Roma Suona si occupa di musica e quindi di arte, abbiamo fondato questo sito con l’idea di dare vita, voce e visibilità alla musica della nostra città.
Ci costa fatica e anche soldi, ma lo facciamo con grande passione e piacere, però quando leggiamo notizie di questa portata non possiamo non commentarle con davvero tanta, ma tanta amarezza.
In effetti il titolo di questo articolo potrebbe sembrare una battuta, o una di quelle notizie false tanto per fare scalpore, una notizia che fa tornare alla mente il film “Totò Truffa”, dove Totò vendeva Fontana di Trevi all’americano sprovveduto.
La storia comunque rispecchia più o meno la scenetta del grande Antonio De Curtis, ma in realtà la storia è più vera di quanto si possa pensare.
Siamo al Colosseo, il più famoso ritrovamento archeologico del mondo, il più grande anfiteatro della terra, costruito nel 72 d.c. inserito nel 1980 nella lista dei Patrimoni dell’umanità dall’UNESCO, ogni giorno migliaia di turisti fanno la fila per visitarlo, il biglietto per visitare questa meraviglia del mondo costa solo 15 euro, andare al cinema ne costa più o meno 10 €, per vedere la Torre Eiffel (inaugurata nel 1889) ci vogliono 15 euro, per vedere una partita di calcio si parte da 30 euro.

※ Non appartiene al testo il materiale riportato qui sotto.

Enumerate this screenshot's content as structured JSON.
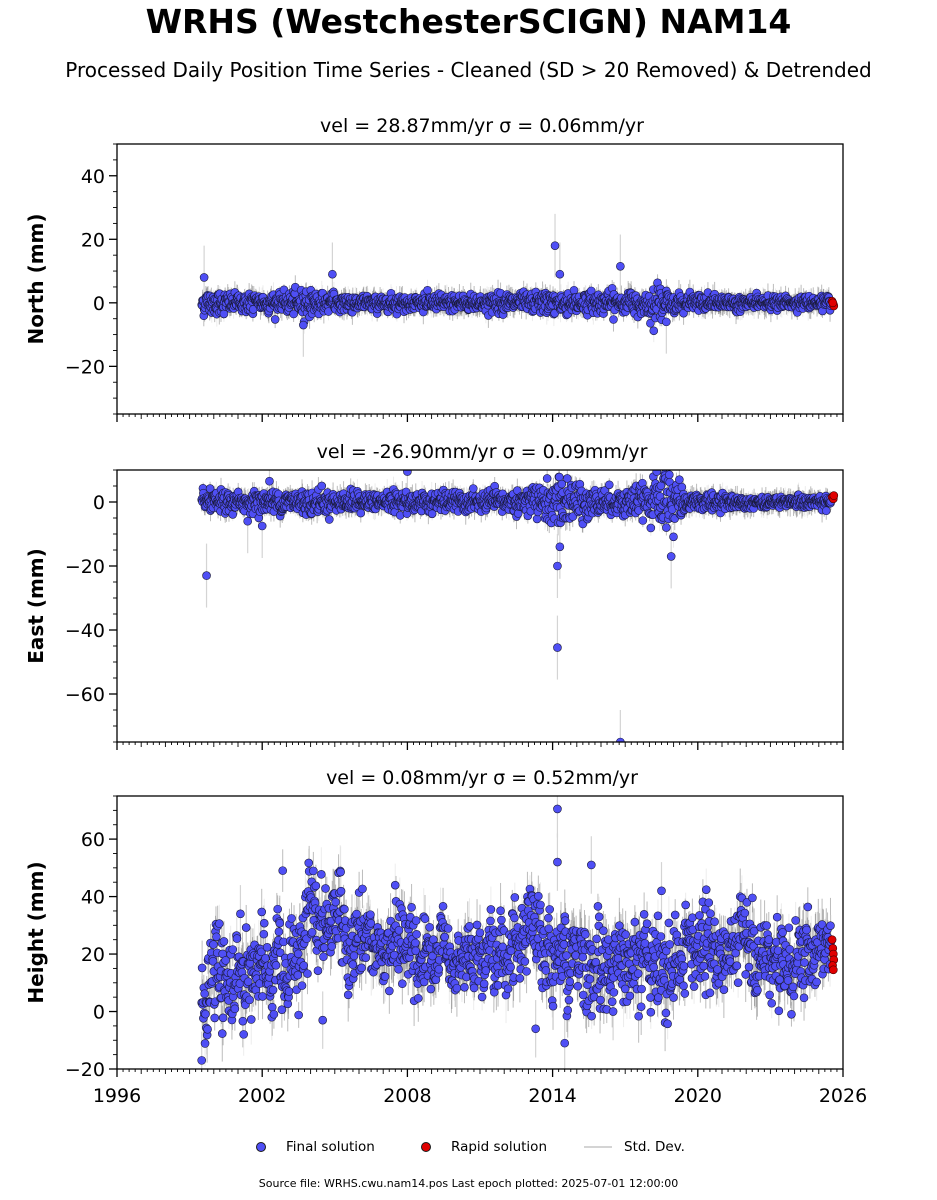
{
  "header": {
    "title": "WRHS (WestchesterSCIGN) NAM14",
    "subtitle": "Processed Daily Position Time Series - Cleaned (SD > 20 Removed) & Detrended"
  },
  "colors": {
    "final": "#4f4ff5",
    "final_edge": "#1a1a3a",
    "rapid": "#e00000",
    "std_dev": "#d4d4d4",
    "std_dev_dense": "#6a6a6a"
  },
  "legend": {
    "final": "Final solution",
    "rapid": "Rapid solution",
    "std": "Std. Dev."
  },
  "footer": {
    "text": "Source file: WRHS.cwu.nam14.pos  Last epoch plotted: 2025-07-01 12:00:00"
  },
  "chart_data": [
    {
      "type": "scatter",
      "title": "vel = 28.87mm/yr   σ = 0.06mm/yr",
      "ylabel": "North (mm)",
      "xlim": [
        1996,
        2026
      ],
      "ylim": [
        -35,
        50
      ],
      "yticks": [
        -20,
        0,
        20,
        40
      ],
      "xticks": [
        1996,
        2002,
        2008,
        2014,
        2020,
        2026
      ],
      "show_xtick_labels": false,
      "data_span": [
        1999.5,
        2025.5
      ],
      "band": [
        [
          1999.5,
          4
        ],
        [
          2001,
          3
        ],
        [
          2003,
          3
        ],
        [
          2004,
          4.5
        ],
        [
          2005,
          3
        ],
        [
          2007,
          2.5
        ],
        [
          2010,
          2.5
        ],
        [
          2013,
          3
        ],
        [
          2015,
          3.5
        ],
        [
          2017,
          3.5
        ],
        [
          2018.5,
          5
        ],
        [
          2019.5,
          2.5
        ],
        [
          2023,
          2
        ],
        [
          2025.5,
          2
        ]
      ],
      "final_outliers": [
        [
          2014.1,
          18
        ],
        [
          2014.3,
          9
        ],
        [
          2016.8,
          11.5
        ],
        [
          1999.6,
          8
        ],
        [
          2004.9,
          9
        ],
        [
          2003.7,
          -7
        ],
        [
          2018.7,
          -6
        ]
      ],
      "rapid_points": [
        [
          2025.55,
          0.5
        ],
        [
          2025.6,
          -0.5
        ],
        [
          2025.62,
          -1
        ],
        [
          2025.58,
          0
        ]
      ],
      "series": [
        {
          "name": "Final solution"
        },
        {
          "name": "Rapid solution"
        }
      ]
    },
    {
      "type": "scatter",
      "title": "vel = -26.90mm/yr   σ = 0.09mm/yr",
      "ylabel": "East (mm)",
      "xlim": [
        1996,
        2026
      ],
      "ylim": [
        -75,
        10
      ],
      "yticks": [
        -60,
        -40,
        -20,
        0
      ],
      "xticks": [
        1996,
        2002,
        2008,
        2014,
        2020,
        2026
      ],
      "show_xtick_labels": false,
      "data_span": [
        1999.5,
        2025.5
      ],
      "band": [
        [
          1999.5,
          3
        ],
        [
          2002,
          3
        ],
        [
          2004,
          4
        ],
        [
          2005,
          3
        ],
        [
          2008,
          3
        ],
        [
          2012,
          3
        ],
        [
          2013.5,
          6
        ],
        [
          2015,
          7
        ],
        [
          2016,
          4
        ],
        [
          2018,
          5
        ],
        [
          2018.8,
          12
        ],
        [
          2019.4,
          3
        ],
        [
          2022,
          2
        ],
        [
          2025.5,
          2
        ]
      ],
      "final_outliers": [
        [
          1999.7,
          -23
        ],
        [
          2014.2,
          -45.5
        ],
        [
          2014.2,
          -20
        ],
        [
          2014.3,
          -14
        ],
        [
          2016.8,
          -75
        ],
        [
          2008,
          9.5
        ],
        [
          2002.3,
          6.5
        ],
        [
          2001.4,
          -6
        ],
        [
          2002,
          -7.5
        ],
        [
          2018.9,
          -17
        ]
      ],
      "rapid_points": [
        [
          2025.55,
          1.5
        ],
        [
          2025.6,
          1
        ],
        [
          2025.62,
          2
        ]
      ],
      "series": [
        {
          "name": "Final solution"
        },
        {
          "name": "Rapid solution"
        }
      ]
    },
    {
      "type": "scatter",
      "title": "vel = 0.08mm/yr   σ = 0.52mm/yr",
      "ylabel": "Height (mm)",
      "xlim": [
        1996,
        2026
      ],
      "ylim": [
        -20,
        75
      ],
      "yticks": [
        -20,
        0,
        20,
        40,
        60
      ],
      "xticks": [
        1996,
        2002,
        2008,
        2014,
        2020,
        2026
      ],
      "xtick_labels": [
        "1996",
        "2002",
        "2008",
        "2014",
        "2020",
        "2026"
      ],
      "show_xtick_labels": true,
      "data_span": [
        1999.5,
        2025.5
      ],
      "center": [
        [
          1999.5,
          10
        ],
        [
          2001,
          11
        ],
        [
          2002.5,
          14
        ],
        [
          2003.5,
          22
        ],
        [
          2004.2,
          32
        ],
        [
          2005,
          26
        ],
        [
          2006,
          24
        ],
        [
          2008,
          25
        ],
        [
          2009,
          21
        ],
        [
          2011,
          19
        ],
        [
          2013,
          18
        ],
        [
          2014.3,
          22
        ],
        [
          2016,
          19
        ],
        [
          2018,
          18
        ],
        [
          2019,
          17
        ],
        [
          2021,
          19
        ],
        [
          2023,
          21
        ],
        [
          2025.5,
          20
        ]
      ],
      "band_half": [
        [
          1999.5,
          12
        ],
        [
          2004.2,
          14
        ],
        [
          2006,
          10
        ],
        [
          2010,
          10
        ],
        [
          2014.5,
          13
        ],
        [
          2019,
          13
        ],
        [
          2025.5,
          9
        ]
      ],
      "final_outliers": [
        [
          2014.2,
          70.5
        ],
        [
          2014.2,
          52
        ],
        [
          2015.6,
          51
        ],
        [
          2018.5,
          42
        ],
        [
          1999.5,
          -17
        ],
        [
          2014.5,
          -11
        ],
        [
          2013.3,
          -6
        ],
        [
          2016.5,
          0
        ],
        [
          2004.5,
          -3
        ],
        [
          2001.1,
          34
        ]
      ],
      "rapid_points": [
        [
          2025.55,
          25
        ],
        [
          2025.58,
          22
        ],
        [
          2025.6,
          20
        ],
        [
          2025.62,
          18
        ],
        [
          2025.57,
          16
        ],
        [
          2025.6,
          14.5
        ]
      ],
      "series": [
        {
          "name": "Final solution"
        },
        {
          "name": "Rapid solution"
        }
      ]
    }
  ]
}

Ma cosa c’entra Berlusconi con il Colosseo? presto detto; chi gestisce la biglietteria del Colosseo non è il Comune di Roma come qualcuno potrebbe giustamente pensare, ma è una società che si chiama Electa il cui amministratore delegato è Marina Berlusconi, figlia di Silvio, questa “società editrice” è in realtà una “controllata” del Gruppo Mondadori di proprietà di Silvio Berlusconi, ma c’è di più.
Il biglietto per visitare il Colosseo costa 15 €, la cosa ovvia sarebbe che l’intero importo, che ogni anno si aggira sui sessanta milioni di euro, entrasse nelle sgangherate casse del Comune di Roma, e invece non è così perchè di questi sessanta milioni di euro al nostro scalcinato Comune di Roma va poco più del 15 % mentre il resto va tutto nelle casse della Electa, cioè al Gruppo Mondadori, cioè in tasca a Silvio Berlusconi.
Qualcuno a questo punto si chiederà per quale oscuro motivo il comune di Roma da oltre dieci anni butta 50 milioni di euro? non esiste risposta per quanto paradossale la si potrebbe pensare. Eppure siamo pieni di debiti, eppure il Colosseo è mio, tuo, nostro insomma, e invece no, il Colosseo è per il settanta per cento di Silvio Berlusconi.
Perchè tutto questo? porsi una domanda del genere è del tutto legittimo? no per niente, perchè se fossimo un paese “normale” un contratto tagliola come questo non lo avrebbe firmato neanche un matto, e credetemi che non esiste giustificazione che tenga perchè qui parliamo di un contratto assurdo quanto pazzesco, perchè qui non parliamo solo del semplice biglietto, qui parliamo anche di tutta quella montagna di pubblicazioni di cui la Mondadori detiene i diritti, parliamo di tutti i cataloghi che stampa e che fruttano altro che sessanta milioni di euro, ma al comune in tasca dal ricavato di questi cataloghi va qualche lira? pardon…euro? probabilmente no, ma scavando scavando di contratti come questo il comune di Roma pare ne abbia firmati parecchi nel corso degli anni.
a Settembre Roma Suona pubblicherà un breve documento che spiega come e dove si possono trovare due miliardi di euro l’anno, a Roma e per Roma proprio grazie alle nostre eccellenze e ai monumenti che si trovano nella nostra meravigliosa città, che è la più bella del mondo.
Ora ci si è messa la magistratura ad indagare.